Total Hours Spent Teaching, prepping, office hours this week: 12
Service
I sat GSA office hours on Monday and had a meeting with one of our Graduate School student service officers on Wednesday to discuss revisiting the Thesis and Dissertation manual and the formatting and submission process to help things run more smoothly both for the students and for the officer charged with reviewing submitted documents for formatting.
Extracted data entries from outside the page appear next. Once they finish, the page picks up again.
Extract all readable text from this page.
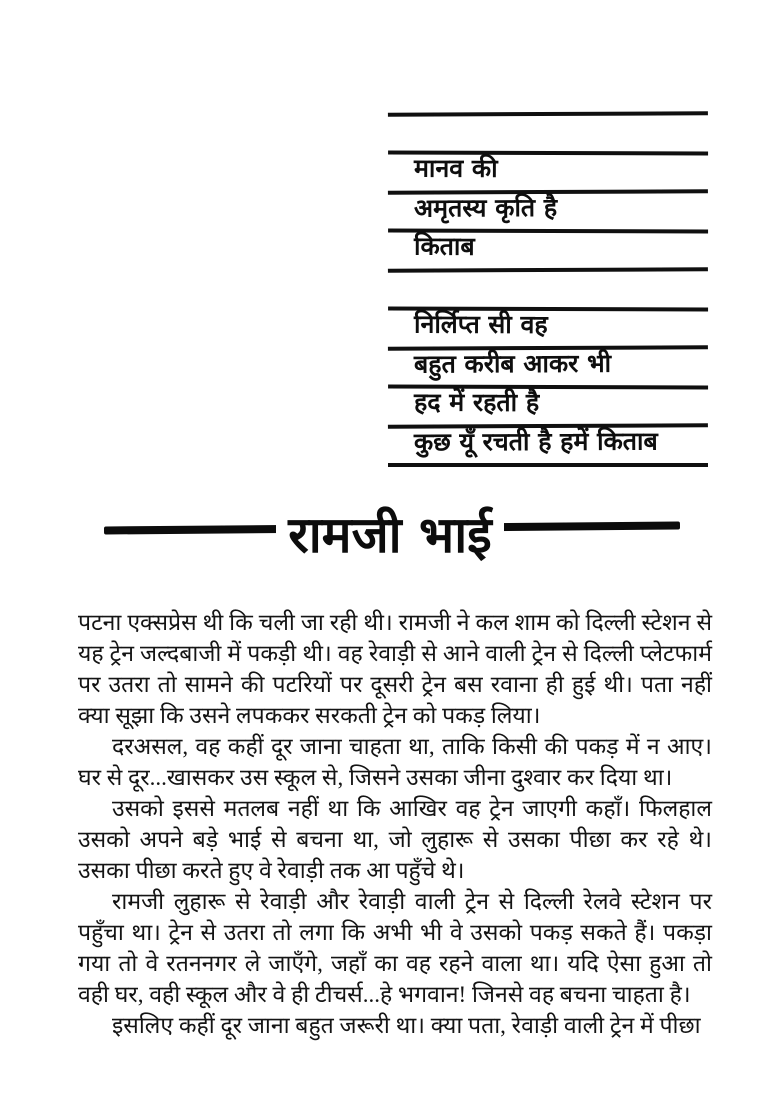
मानव की
अमृतस्य कृति है
किताब
निर्लिप्त सी वह
बहुत करीब आकर भी
हद में रहती है
कुछ यूँ रचती है हमें किताब
रामजी भाई

पटना एक्सप्रेस थी कि चली जा रही थी। रामजी ने कल शाम को दिल्ली स्टेशन से यह ट्रेन जल्दबाजी में पकड़ी थी। वह रेवाड़ी से आने वाली ट्रेन से दिल्ली प्लेटफार्म पर उतरा तो सामने की पटरियों पर दूसरी ट्रेन बस रवाना ही हुई थी। पता नहीं क्या सूझा कि उसने लपककर सरकती ट्रेन को पकड़ लिया।

दरअसल, वह कहीं दूर जाना चाहता था, ताकि किसी की पकड़ में न आए। घर से दूर...खासकर उस स्कूल से, जिसने उसका जीना दुश्वार कर दिया था।

उसको इससे मतलब नहीं था कि आखिर वह ट्रेन जाएगी कहाँ। फिलहाल उसको अपने बड़े भाई से बचना था, जो लुहारू से उसका पीछा कर रहे थे। उसका पीछा करते हुए वे रेवाड़ी तक आ पहुँचे थे।

रामजी लुहारू से रेवाड़ी और रेवाड़ी वाली ट्रेन से दिल्ली रेलवे स्टेशन पर पहुँचा था। ट्रेन से उतरा तो लगा कि अभी भी वे उसको पकड़ सकते हैं। पकड़ा गया तो वे रतननगर ले जाएँगे, जहाँ का वह रहने वाला था। यदि ऐसा हुआ तो वही घर, वही स्कूल और वे ही टीचर्स...हे भगवान! जिनसे वह बचना चाहता है।

इसलिए कहीं दूर जाना बहुत जरूरी था। क्या पता, रेवाड़ी वाली ट्रेन में पीछा
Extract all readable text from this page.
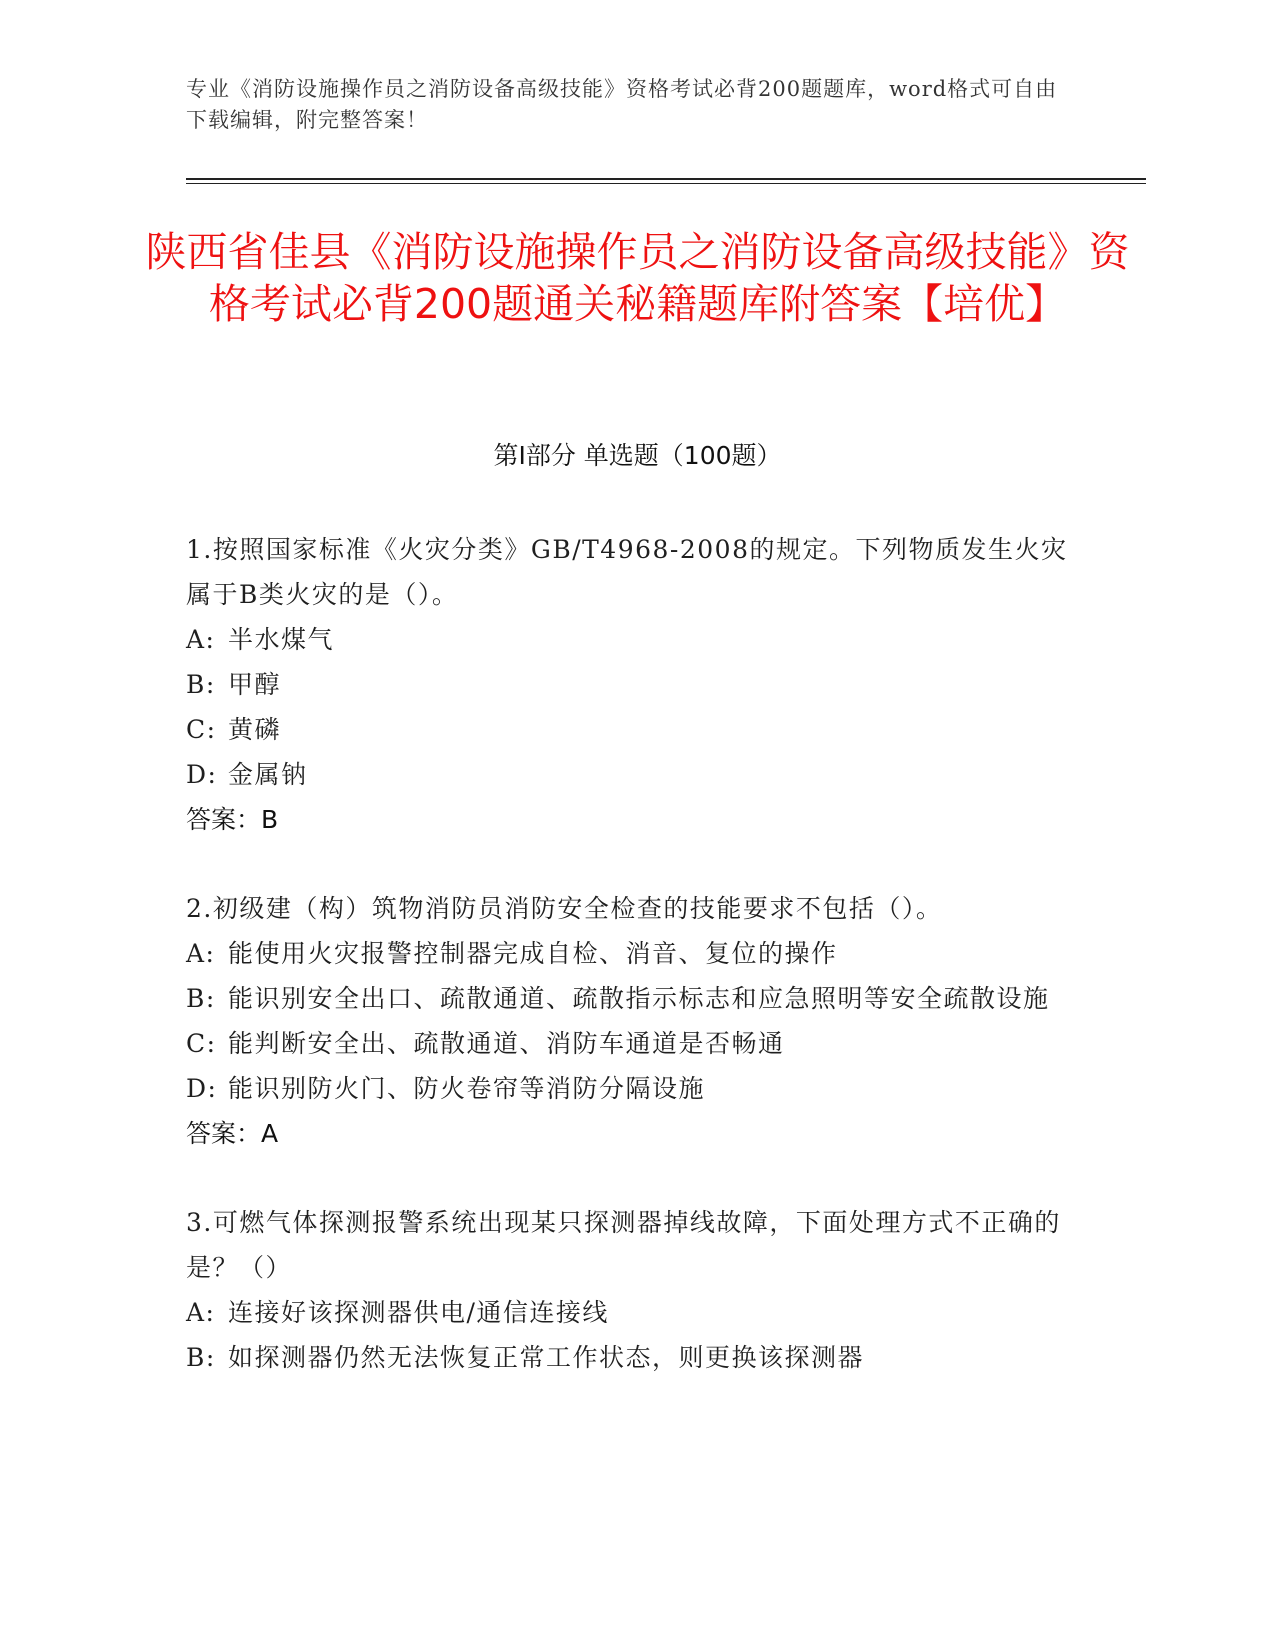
专业《消防设施操作员之消防设备高级技能》资格考试必背200题题库，word格式可自由下载编辑，附完整答案！
陕西省佳县《消防设施操作员之消防设备高级技能》资格考试必背200题通关秘籍题库附答案【培优】
第Ⅰ部分 单选题（100题）
1.按照国家标准《火灾分类》GB/T4968-2008的规定。下列物质发生火灾属于B类火灾的是（）。
A: 半水煤气
B: 甲醇
C: 黄磷
D: 金属钠
答案：B
2.初级建（构）筑物消防员消防安全检查的技能要求不包括（）。
A: 能使用火灾报警控制器完成自检、消音、复位的操作
B: 能识别安全出口、疏散通道、疏散指示标志和应急照明等安全疏散设施
C: 能判断安全出、疏散通道、消防车通道是否畅通
D: 能识别防火门、防火卷帘等消防分隔设施
答案：A
3.可燃气体探测报警系统出现某只探测器掉线故障，下面处理方式不正确的是？（）
A: 连接好该探测器供电/通信连接线
B: 如探测器仍然无法恢复正常工作状态，则更换该探测器
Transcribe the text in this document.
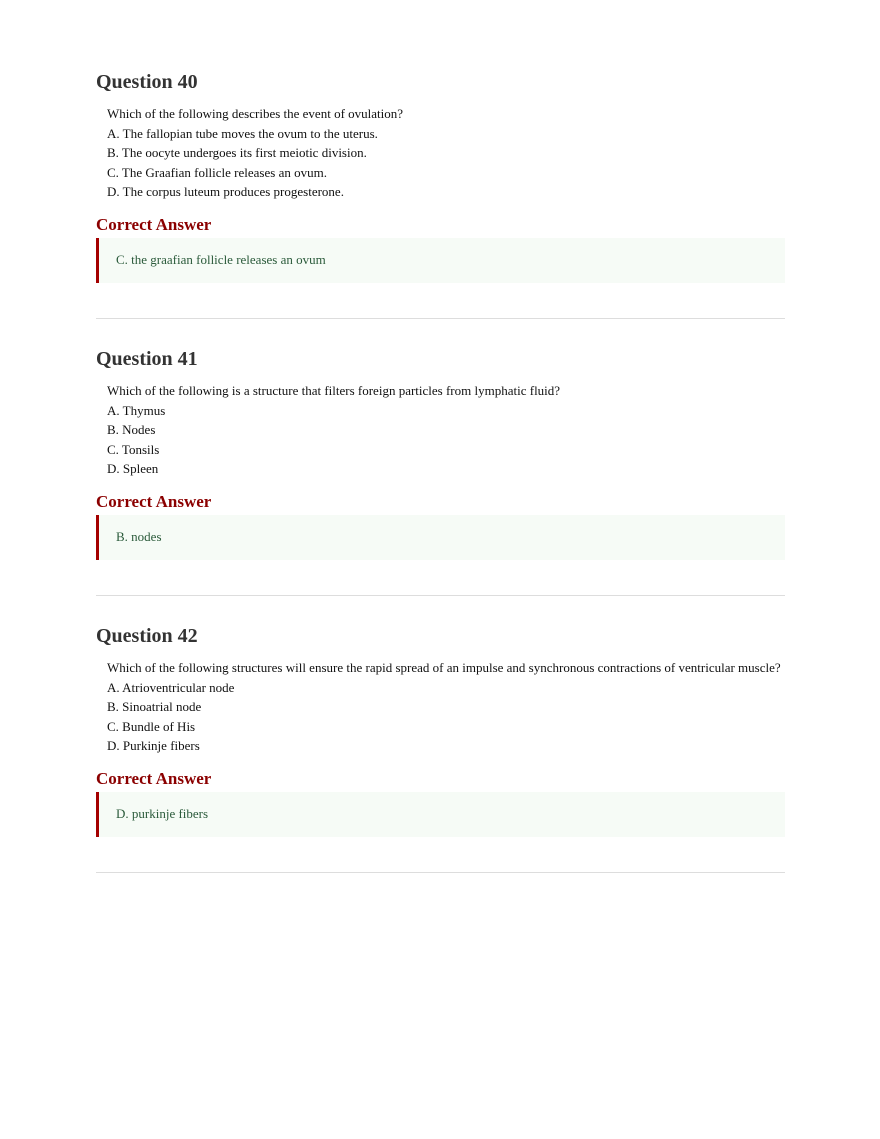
Question 40
Which of the following describes the event of ovulation?
A. The fallopian tube moves the ovum to the uterus.
B. The oocyte undergoes its first meiotic division.
C. The Graafian follicle releases an ovum.
D. The corpus luteum produces progesterone.
Correct Answer
C. the graafian follicle releases an ovum
Question 41
Which of the following is a structure that filters foreign particles from lymphatic fluid?
A. Thymus
B. Nodes
C. Tonsils
D. Spleen
Correct Answer
B. nodes
Question 42
Which of the following structures will ensure the rapid spread of an impulse and synchronous contractions of ventricular muscle?
A. Atrioventricular node
B. Sinoatrial node
C. Bundle of His
D. Purkinje fibers
Correct Answer
D. purkinje fibers
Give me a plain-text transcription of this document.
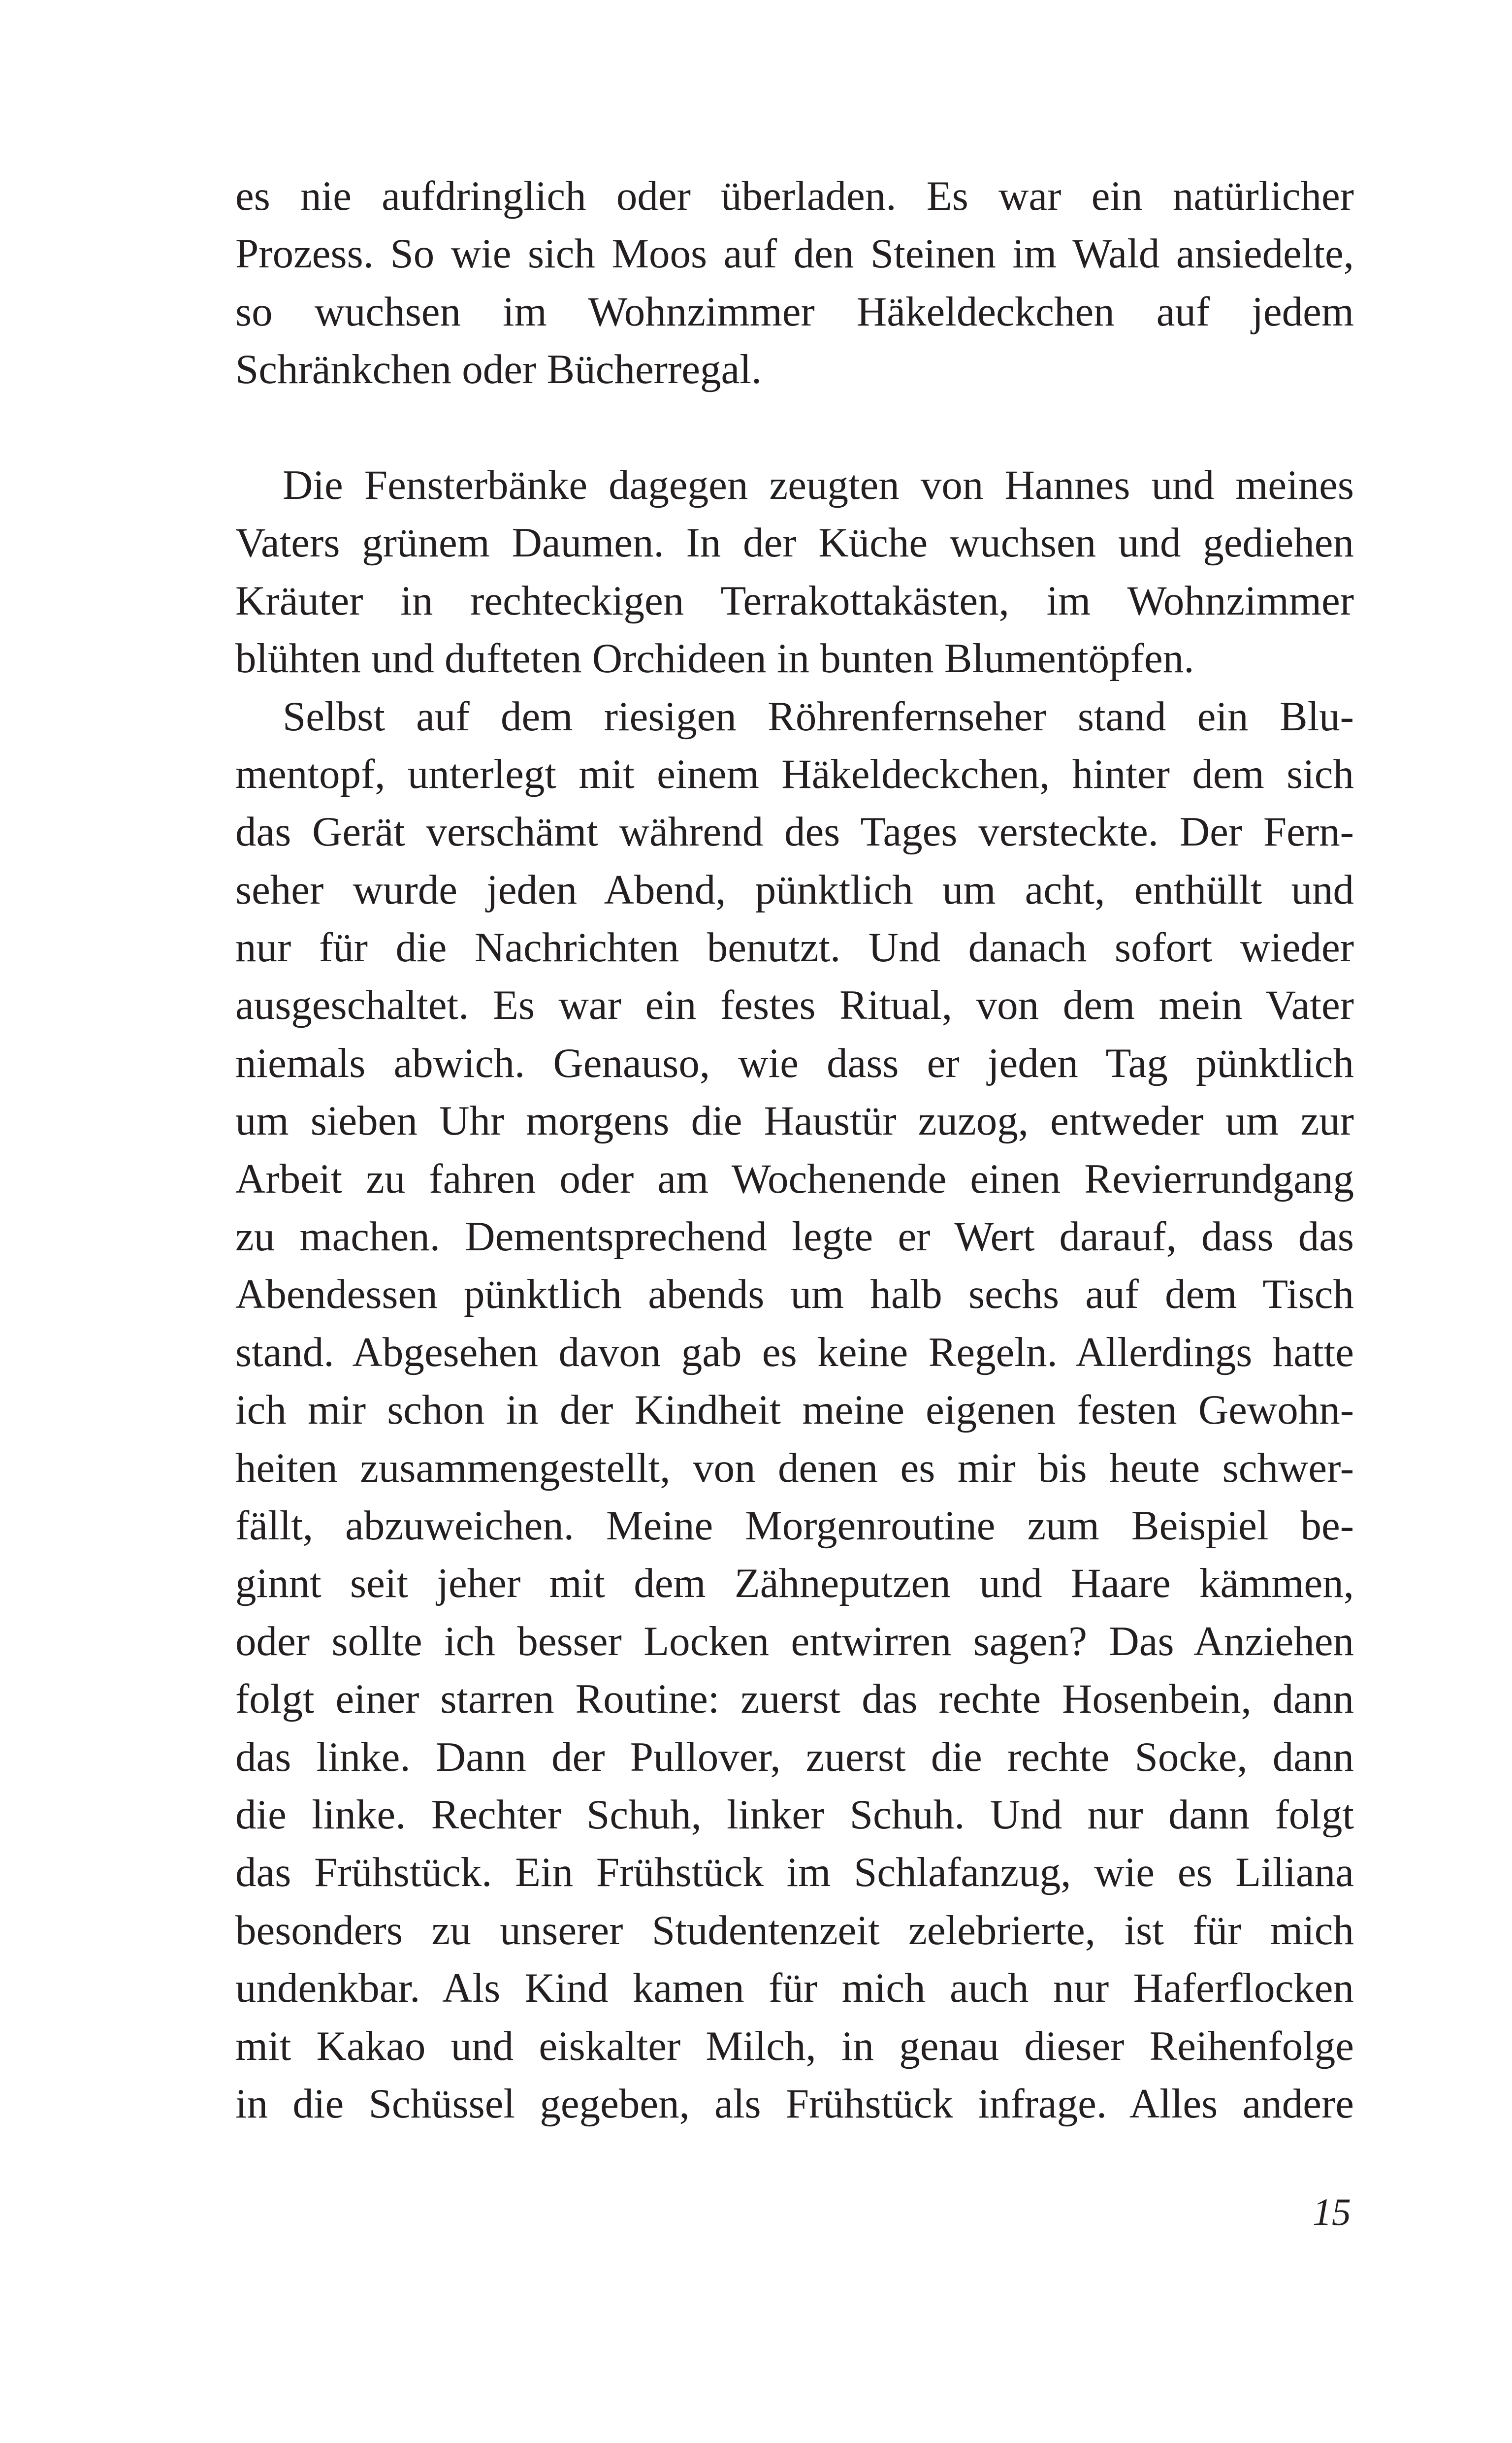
es nie aufdringlich oder überladen. Es war ein natürlicher
Prozess. So wie sich Moos auf den Steinen im Wald ansiedelte,
so wuchsen im Wohnzimmer Häkeldeckchen auf jedem
Schränkchen oder Bücherregal.
Die Fensterbänke dagegen zeugten von Hannes und meines
Vaters grünem Daumen. In der Küche wuchsen und gediehen
Kräuter in rechteckigen Terrakottakästen, im Wohnzimmer
blühten und dufteten Orchideen in bunten Blumentöpfen.
Selbst auf dem riesigen Röhrenfernseher stand ein Blu-
mentopf, unterlegt mit einem Häkeldeckchen, hinter dem sich
das Gerät verschämt während des Tages versteckte. Der Fern-
seher wurde jeden Abend, pünktlich um acht, enthüllt und
nur für die Nachrichten benutzt. Und danach sofort wieder
ausgeschaltet. Es war ein festes Ritual, von dem mein Vater
niemals abwich. Genauso, wie dass er jeden Tag pünktlich
um sieben Uhr morgens die Haustür zuzog, entweder um zur
Arbeit zu fahren oder am Wochenende einen Revierrundgang
zu machen. Dementsprechend legte er Wert darauf, dass das
Abendessen pünktlich abends um halb sechs auf dem Tisch
stand. Abgesehen davon gab es keine Regeln. Allerdings hatte
ich mir schon in der Kindheit meine eigenen festen Gewohn-
heiten zusammengestellt, von denen es mir bis heute schwer-
fällt, abzuweichen. Meine Morgenroutine zum Beispiel be-
ginnt seit jeher mit dem Zähneputzen und Haare kämmen,
oder sollte ich besser Locken entwirren sagen? Das Anziehen
folgt einer starren Routine: zuerst das rechte Hosenbein, dann
das linke. Dann der Pullover, zuerst die rechte Socke, dann
die linke. Rechter Schuh, linker Schuh. Und nur dann folgt
das Frühstück. Ein Frühstück im Schlafanzug, wie es Liliana
besonders zu unserer Studentenzeit zelebrierte, ist für mich
undenkbar. Als Kind kamen für mich auch nur Haferflocken
mit Kakao und eiskalter Milch, in genau dieser Reihenfolge
in die Schüssel gegeben, als Frühstück infrage. Alles andere
15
Total Service Hours This Week: 2.5
Other Scholarly Activity
I attended Meeting in the Middle, the Undergraduate Research Conference in Medieval Studies at Longwood University, on Friday and Saturday as a session chair and respondant, as well as providing informal mentoring for students between sessions and at the Friday night reception and banquet. I’ve been attending this conference since 2008, and I continue to be impressed and encouraged by the strength and range of wonderful student research papers we hear every year. This year, there were papers on Tolkien’s Old English influences, elephants in military campaigns, cross-dressing in medieval texts, the Hungarian royal robes, wearable (girdle) books, and John Derricke’s Irish plates, among others, with plenaries by Lilla Kopar (Catholic University) and Jesse Byock (UCLA) as well as a presentation on a digital initiative concerning Spenser’s Irish castle by Thomas Herron (Eastern Carolina University). I highly encourage anyone working with strong undergraduate students on medieval projects to consider suggesting they submit an abstract to this conference, which emphasizes the development of collegiality and professionalism and offers a monetary prize for the best conference paper, adjudicated by the plenaries; the organizers, Larissa “Kat” Tracy and Steven Isaac, do an amazing job creating a consistently wonderful event. More information on MITM can be found here: http://www.longwood.edu/medieval/
Total Time Spent on Scholarly Endeavors This Week: 26.5 (plus two, 15-hour days at the conference)
Nurturing My Self
I realized this week that I only have a month before I’m off off student insurance, so I adulted and arranged for all the medical appointments I still need for the year to happen between now and graduation. One not-particularly brilliant choice was to make an optometrist’s appointment first-thing this Thursday morning, with the idea that if I got it out of the way, I would then have the rest of the day to grade student essays. Of course, when I left the office with my Gollum-sized dilated pupils and super-stylish paper sunglasses I realized that the grading was most definitely not happening; nor was anything of substance, really, so I went home and took a six-hour nap instead. In retrospect, perhaps this was actually the single most brilliant choice I made this week, as I’m sure it is what staved off the full-blown version of the low-grade cold symptoms I experienced throughout the first half of the week. I am sure that without that rest I couldn’t have gotten through the conference, which required 3 hours’ driving each way as well as two days packed with scholarship and collegiality. The week culminated in a family trip on Sunday to the River Run film festival held at the North Carolina School of the Arts campus for a free screening of The Dark Crystal, which is still the most magical fantasy film I have ever seen and never gets old.